The town of Oranjemund lies on the northern bank of the river, which forms the international border with Namibia. The two towns are linked by the Harry Oppenheimer Bridge, named for Harry Oppenheimer in 1951.
The town is served by an airport known as the Alexander Bay Airport.
After diamonds was discovered along this coast in 1925 by Dr Hans Merensky, Alexander Bay became known for its mining activities. The resulting diamond rush led to the Diamond Coast rebellion of 1928.
Copper ore was shipped through the Richtersveld in barges down the Orange River for export from this bay. The town was a high security area and permits were needed when entered. It is no longer a high security area and no permits are needed.
Alexander Bay is the most northerly situated town along the west coastline of South Africa. The Orange River enters the Atlantic Ocean at Alexander Bay. The Orange River wetland forms the border between South Africa and Namibia. The Orange River wetland is a declared RAMSAR site. Fields of green and orange lichen grow on a hill near the turnoff to Alexander Bay town.

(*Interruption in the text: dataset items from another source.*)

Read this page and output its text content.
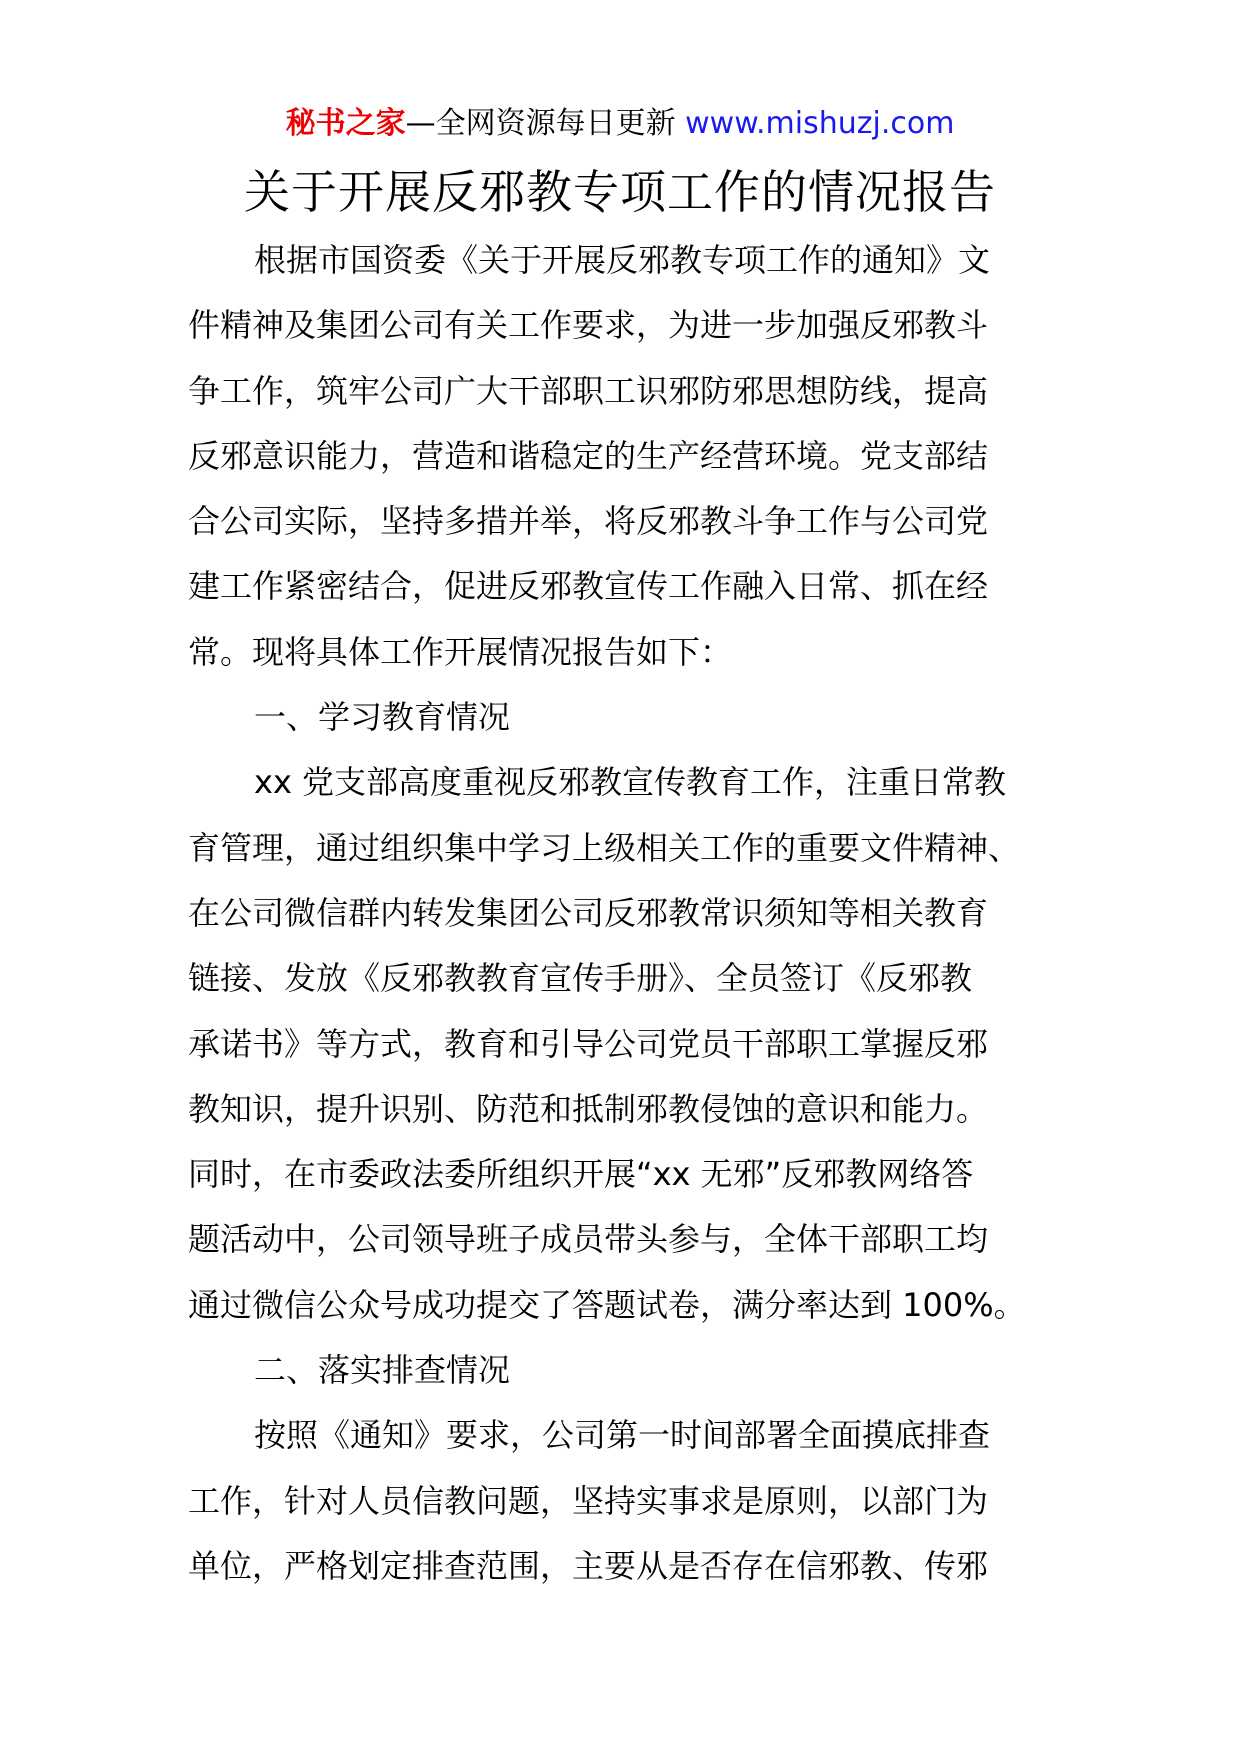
秘书之家—全网资源每日更新 www.mishuzj.com
关于开展反邪教专项工作的情况报告
根据市国资委《关于开展反邪教专项工作的通知》文
件精神及集团公司有关工作要求，为进一步加强反邪教斗
争工作，筑牢公司广大干部职工识邪防邪思想防线，提高
反邪意识能力，营造和谐稳定的生产经营环境。党支部结
合公司实际，坚持多措并举，将反邪教斗争工作与公司党
建工作紧密结合，促进反邪教宣传工作融入日常、抓在经
常。现将具体工作开展情况报告如下：
一、学习教育情况
xx 党支部高度重视反邪教宣传教育工作，注重日常教
育管理，通过组织集中学习上级相关工作的重要文件精神、
在公司微信群内转发集团公司反邪教常识须知等相关教育
链接、发放《反邪教教育宣传手册》、全员签订《反邪教
承诺书》等方式，教育和引导公司党员干部职工掌握反邪
教知识，提升识别、防范和抵制邪教侵蚀的意识和能力。
同时，在市委政法委所组织开展“xx 无邪”反邪教网络答
题活动中，公司领导班子成员带头参与，全体干部职工均
通过微信公众号成功提交了答题试卷，满分率达到 100%。
二、落实排查情况
按照《通知》要求，公司第一时间部署全面摸底排查
工作，针对人员信教问题，坚持实事求是原则，以部门为
单位，严格划定排查范围，主要从是否存在信邪教、传邪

It is 150 miles (240 km) north-west of Springbok, the administrative centre of Namaqualand. Being near the southern end of the Namib desert, it is officially also the driest town in South Africa with an average annual rainfall of less than 2 inches (50 mm). The cold Benguela Current in the Atlantic Ocean has a moderating influence on the coastal climate with only small variations in diurnal and seasonal temperatures.